Heat is a great way of alleviating aches, pains and joint stiffness and infrared saunas are excellent for assisting with the symptoms of arthritis by boosting blood flow and reducing inflammation in the joints. The radiant heat can also help with muscle spasms, neuralgia and other muscular skeletal ailments.
A recent study compiled by researchers at the University of Eastern Finland and The University of Jyvaskyla have found that frequent sauna bathing can lower the risk of death from heart disease in middle aged and elderly people. The heat lowers blood pressure and increases the heart rate, increasing circulation as the blood cells dilate, increasing the oxygen levels around the body. They found that people who used a sauna around 5 times a week were 73% less likely to experience cardiovascular problems.
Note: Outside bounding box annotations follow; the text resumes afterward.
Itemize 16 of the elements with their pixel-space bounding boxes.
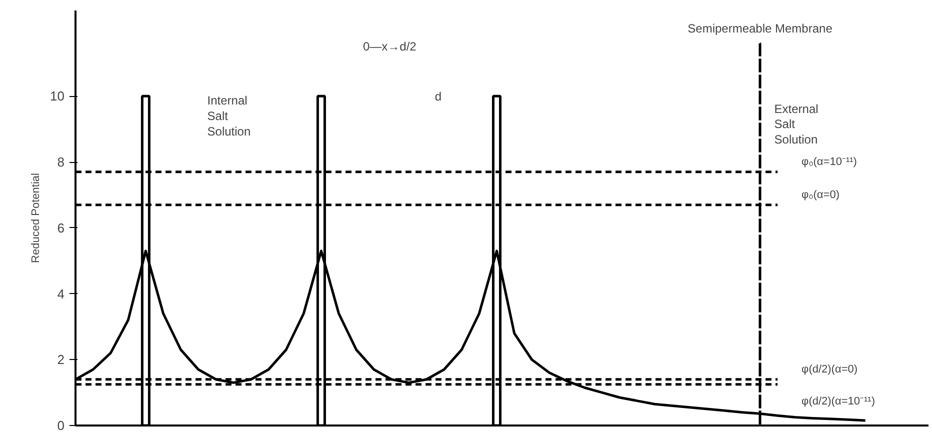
y-tick-label: 2 xyxy=(57,352,65,368)
y-tick-label: 6 xyxy=(57,220,65,236)
y-tick-label: 8 xyxy=(57,154,65,170)
y-tick-label: 4 xyxy=(57,286,65,302)
annotation: 0—x→d/2 xyxy=(362,40,417,54)
text: φ₀(α=0) xyxy=(802,188,840,201)
annotation: d xyxy=(434,89,442,104)
text: φ(d/2)(α=10⁻¹¹) xyxy=(802,395,875,408)
y-tick-label: 10 xyxy=(50,88,65,104)
text: φ(d/2)(α=0) xyxy=(802,363,858,376)
annotation: Internal Salt Solution xyxy=(207,94,251,138)
text: φ₀(α=10⁻¹¹) xyxy=(802,156,857,168)
annotation: External Salt Solution xyxy=(774,102,818,147)
series-label: Semipermeable Membrane xyxy=(688,21,833,36)
y-axis-title: Reduced Potential xyxy=(30,173,42,263)
y-tick-label: 0 xyxy=(57,418,65,433)
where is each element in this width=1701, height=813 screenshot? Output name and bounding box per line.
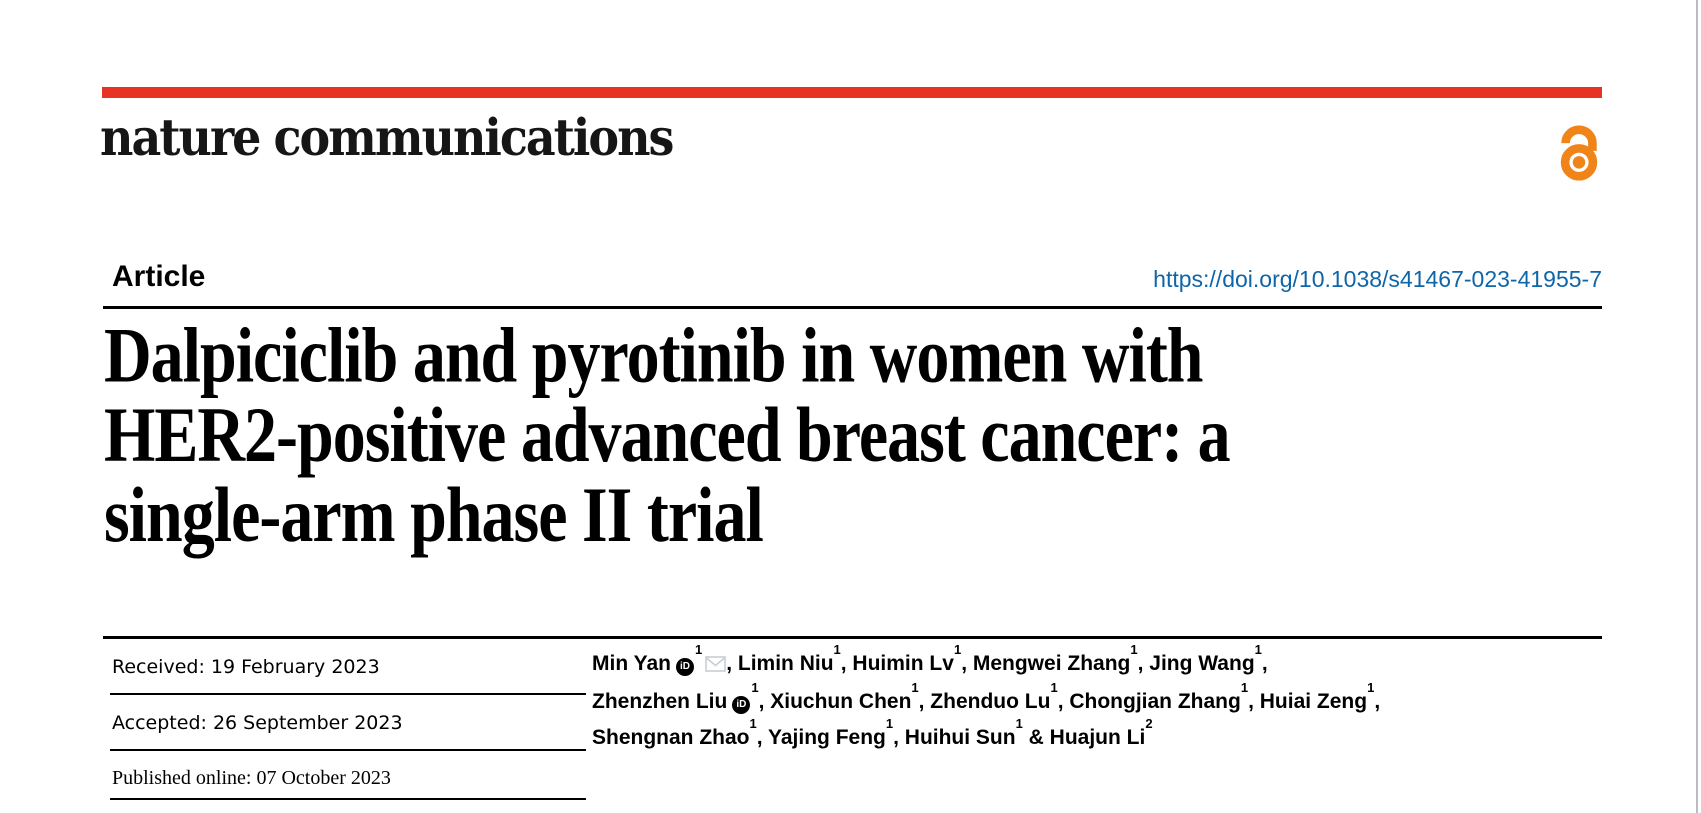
affiliation-superscript: 1 [953, 642, 962, 657]
divider-top [103, 306, 1602, 309]
accent-bar [102, 87, 1602, 98]
article-kind-label: Article [112, 260, 206, 293]
author-list: Min Yan iD1, Limin Niu1, Huimin Lv1, Meng… [592, 643, 1612, 756]
article-title-line: single-arm phase II trial [104, 471, 764, 559]
author-line: Zhenzhen Liu iD1, Xiuchun Chen1, Zhenduo … [592, 680, 1381, 714]
affiliation-superscript: 1 [1130, 642, 1138, 657]
date-accepted: Accepted: 26 September 2023 [112, 712, 403, 734]
email-icon[interactable] [705, 648, 727, 684]
open-access-icon [1556, 107, 1602, 192]
affiliation-superscript: 1 [751, 680, 759, 695]
affiliation-superscript: 1 [885, 716, 894, 731]
affiliation-superscript: 1 [1015, 716, 1023, 731]
article-title-line: HER2-positive advanced breast cancer: a [104, 392, 1231, 480]
orcid-icon[interactable]: iD [732, 696, 751, 714]
affiliation-superscript: 1 [1050, 680, 1058, 695]
page-edge-line [1696, 0, 1698, 813]
author-line: Min Yan iD1, Limin Niu1, Huimin Lv1, Meng… [592, 643, 1612, 684]
divider-main [103, 636, 1602, 639]
affiliation-superscript: 1 [1367, 680, 1375, 695]
divider-dates [110, 749, 586, 751]
affiliation-superscript: 1 [911, 680, 919, 695]
affiliation-superscript: 1 [1254, 642, 1262, 657]
journal-logo: nature communications [100, 107, 674, 168]
doi-link[interactable]: https://doi.org/10.1038/s41467-023-41955… [1153, 266, 1602, 292]
divider-dates [110, 798, 586, 800]
affiliation-superscript: 1 [833, 642, 841, 657]
affiliation-superscript: 2 [1145, 716, 1153, 731]
date-published: Published online: 07 October 2023 [112, 767, 391, 789]
orcid-icon[interactable]: iD [675, 658, 694, 676]
affiliation-superscript: 1 [1240, 680, 1249, 695]
date-received: Received: 19 February 2023 [112, 656, 380, 678]
article-title: Dalpiciclib and pyrotinib in women with … [104, 316, 1504, 555]
affiliation-superscript: 1 [749, 716, 757, 731]
divider-dates [110, 693, 586, 695]
affiliation-superscript: 1 [694, 642, 703, 657]
author-line: Shengnan Zhao1, Yajing Feng1, Huihui Sun… [592, 716, 1153, 749]
article-title-line: Dalpiciclib and pyrotinib in women with [104, 312, 1204, 400]
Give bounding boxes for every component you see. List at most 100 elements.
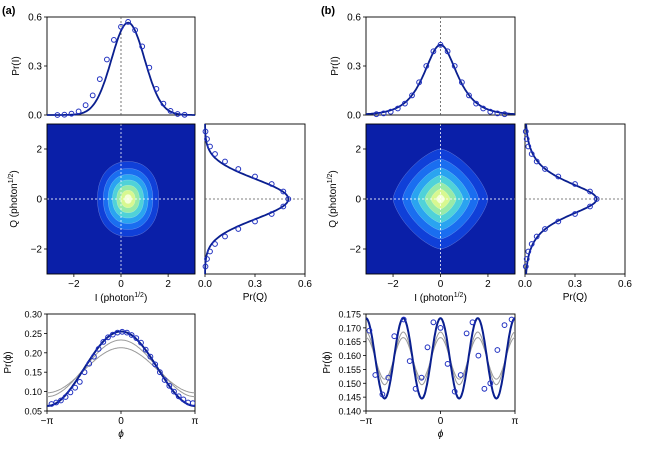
b_map-xlabel-close: ): [463, 293, 466, 304]
a_phase-data-point: [67, 389, 74, 396]
b_phase-ytick-label: 0.145: [338, 393, 361, 403]
b_prI-data-point: [387, 108, 394, 115]
b_prI-data-point: [409, 92, 415, 99]
b_prI-model-curve: [365, 43, 516, 115]
b_phase-ytick-label: 0.170: [338, 323, 361, 333]
b_prQ-data-point: [572, 211, 578, 217]
b_map-xtick-label: −2: [387, 279, 399, 290]
a_phase-plot-area: [47, 328, 195, 407]
b_prQ-data-point: [525, 143, 532, 150]
a_phase-data-point: [76, 379, 83, 385]
b_phase-xtick-label: π: [512, 416, 519, 427]
a_phase-ytick-label: 0.20: [24, 348, 42, 358]
b_map-ylabel-main: Q (photon: [328, 183, 339, 227]
a_phase-data-point: [152, 361, 159, 368]
b_prQ-data-point: [523, 136, 530, 142]
a_prI-data-point: [132, 27, 139, 34]
b_prQ-data-point: [533, 158, 540, 165]
a_phase-data-point: [58, 397, 64, 404]
a_phase-data-point: [171, 388, 177, 395]
panel-label-b: (b): [321, 5, 335, 17]
a_phase-data-point: [105, 334, 111, 341]
a_prI-data-point: [160, 100, 167, 107]
b_prQ-data-point: [593, 196, 600, 202]
a_phase-data-point: [86, 360, 93, 367]
b_map-xtick-label: 0: [438, 279, 444, 290]
a_map-ytick-label: −2: [31, 245, 43, 256]
panel-label-a: (a): [2, 5, 16, 17]
a_prQ-data-point: [222, 158, 228, 165]
a_prI-data-point: [167, 108, 174, 114]
a_phase-data-point: [128, 332, 135, 338]
a_phase-data-point: [133, 335, 140, 342]
b_phase-data-point: [372, 372, 379, 378]
a_prQ-xtick-label: 0.3: [248, 279, 262, 290]
a_phase-data-point: [91, 353, 97, 360]
b_prQ-data-point: [528, 151, 535, 157]
b_phase-data-point: [475, 352, 482, 359]
a_phase-data-point: [138, 339, 144, 346]
b_phase-ytick-label: 0.175: [338, 310, 361, 320]
b_map-ylabel: Q (photon1/2): [327, 170, 339, 228]
b_phase-data-point: [444, 361, 451, 367]
b_prQ-data-point: [522, 263, 529, 270]
a_prI-data-point: [61, 111, 68, 118]
a_prQ-data-point: [268, 211, 275, 217]
b_prQ-data-point: [522, 128, 529, 135]
b_phase-data-point: [463, 330, 470, 337]
a_phase-data-point: [100, 339, 107, 345]
a_prI-ytick-label: 0.6: [28, 13, 42, 24]
b_map-ylabel-exp: 1/2: [327, 173, 334, 183]
b_phase-series-gray1: [366, 331, 515, 386]
a_map-ylabel-exp: 1/2: [8, 173, 15, 183]
a_prI-data-point: [118, 23, 124, 30]
a_phase-ytick-label: 0.25: [24, 329, 42, 339]
b_prQ-data-point: [542, 166, 548, 172]
b_prQ-xtick-label: 0.3: [568, 279, 582, 290]
a_phase-xlabel: ϕ: [118, 429, 124, 440]
b_prQ-data-point: [523, 256, 530, 262]
b_map-contours: [366, 124, 515, 274]
a_prI-data-point: [75, 108, 82, 115]
a_map-xtick-label: 2: [165, 279, 171, 290]
b_prI-data-point: [473, 100, 480, 107]
b_phase-data-point: [469, 319, 476, 326]
b_prI-ylabel: Pr(I): [330, 56, 341, 75]
b_phase-data-point: [437, 325, 444, 331]
b_phase-data-point: [457, 372, 464, 378]
a_phase-data-point: [175, 393, 182, 400]
b_prQ-data-point: [542, 226, 548, 232]
a_prQ-data-point: [280, 188, 287, 195]
b_prI-data-point: [480, 105, 487, 112]
a_prQ-data-point: [207, 143, 213, 150]
a_phase-xtick-label: π: [192, 416, 199, 427]
b_prQ-xlabel: Pr(Q): [563, 292, 587, 303]
b_phase-data-point: [400, 316, 407, 323]
a_phase-ytick-label: 0.05: [24, 407, 42, 417]
b_phase-plot-area: [366, 316, 515, 400]
a_prQ-data-point: [268, 181, 275, 187]
panel-b-pr-q: 0.0 0.3 0.6 Pr(Q): [518, 123, 632, 303]
a_phase-data-point: [72, 384, 78, 391]
a_phase-ylabel: Pr(ϕ): [3, 351, 14, 373]
b_phase-data-point: [391, 333, 398, 340]
a_prI-ytick-label: 0.0: [28, 111, 42, 122]
a_prI-data-point: [174, 111, 181, 117]
b_phase-ytick-label: 0.160: [338, 351, 361, 361]
b_prI-data-point: [394, 105, 401, 112]
a_prQ-xlabel: Pr(Q): [243, 292, 267, 303]
b_prI-data-point: [494, 110, 501, 117]
panel-b-iq-map: −202−2 0 2I (photon1/2)Q (photon1/2): [327, 123, 516, 304]
b_prQ-data-point: [533, 233, 540, 240]
a_map-ytick-label: 0: [36, 195, 42, 206]
a_prI-data-point: [181, 111, 188, 118]
a_prI-data-point: [146, 64, 153, 71]
a_prQ-data-point: [252, 173, 258, 180]
b_phase-data-point: [430, 319, 437, 326]
b_prQ-xtick-label: 0.0: [518, 279, 532, 290]
a_phase-series-gray1: [47, 347, 195, 394]
a_prI-data-point: [82, 102, 89, 109]
b_phase-xtick-label: −π: [360, 416, 373, 427]
b_phase-ytick-label: 0.155: [338, 365, 361, 375]
b_prQ-data-point: [587, 203, 593, 210]
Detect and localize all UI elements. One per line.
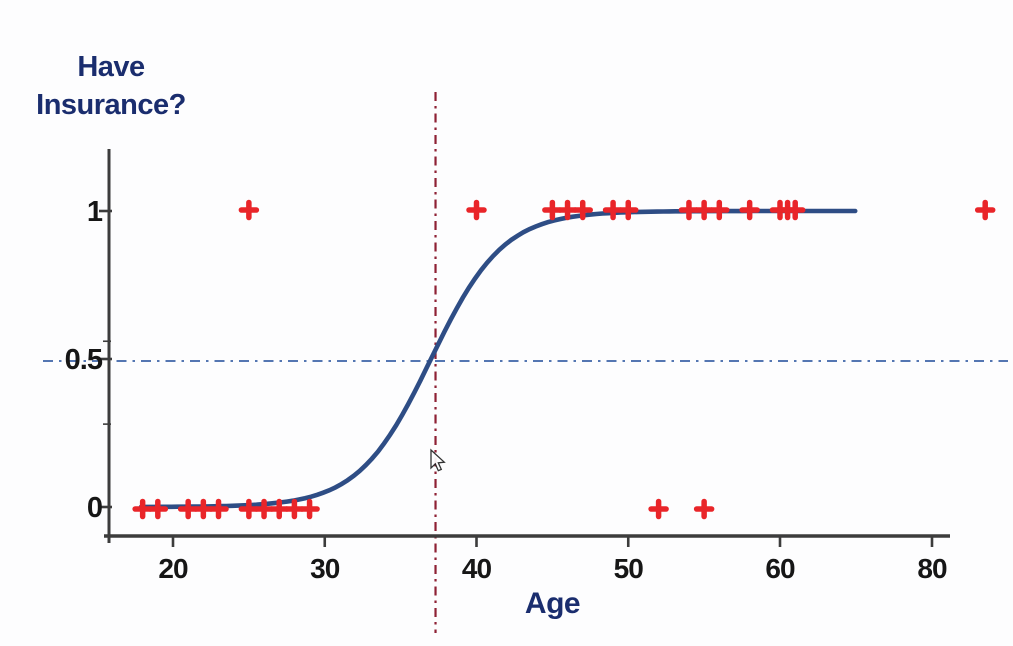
- x-tick-label: 40: [462, 553, 492, 584]
- data-point-no-insurance: [693, 498, 715, 520]
- data-point-insurance: [618, 199, 639, 221]
- y-tick-label: 1: [87, 196, 103, 228]
- data-point-insurance: [974, 199, 996, 221]
- data-point-insurance: [466, 199, 487, 221]
- y-tick-label: 0.5: [65, 344, 103, 376]
- x-tick-label: 20: [158, 553, 188, 584]
- x-tick-label: 60: [765, 553, 795, 584]
- data-point-no-insurance: [299, 498, 320, 520]
- x-tick-label: 30: [310, 553, 340, 584]
- data-point-insurance: [784, 199, 806, 221]
- data-point-no-insurance: [147, 498, 169, 520]
- data-point-insurance: [572, 199, 593, 221]
- data-point-insurance: [739, 199, 760, 221]
- x-tick-label: 50: [614, 553, 644, 584]
- x-tick-label: 80: [917, 553, 947, 584]
- y-tick-label: 0: [87, 492, 102, 524]
- data-point-insurance: [709, 199, 730, 221]
- data-point-no-insurance: [648, 498, 669, 520]
- mouse-cursor: [430, 448, 446, 472]
- data-point-no-insurance: [208, 498, 229, 520]
- data-point-insurance: [238, 199, 260, 221]
- x-axis-label: Age: [524, 587, 581, 620]
- chart-title: Have Insurance?: [36, 51, 186, 121]
- sigmoid-curve: [138, 208, 858, 510]
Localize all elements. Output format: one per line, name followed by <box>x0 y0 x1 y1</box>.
Halotherapy is increasing in popularity as people start to understand the benefits of salt inhalation on wellbeing in general. It is easy to use and is very beneficial for the older generation. As we age, we experience a less aggressive immune response which leaves us more susceptible to viruses, but regular use of halotherapy can help assist the immune system to fend off colds and flu and can also help alleviate bronchial problems. The great thing about halotherapy is that it can be combined with heat therapies such as infrared saunas or heated loungers. What could be better than relaxing in soothing heat experiencing the health benefits of salt, whilst reading or socialising with friends?!
Thermal bathing is a great way to catch up and spend quality time with friends and family, and as we reach retirement age we hopefully have more time on our hands to spend on doing things we enjoy. Let’s not let aches and pains get in the way of an active social life!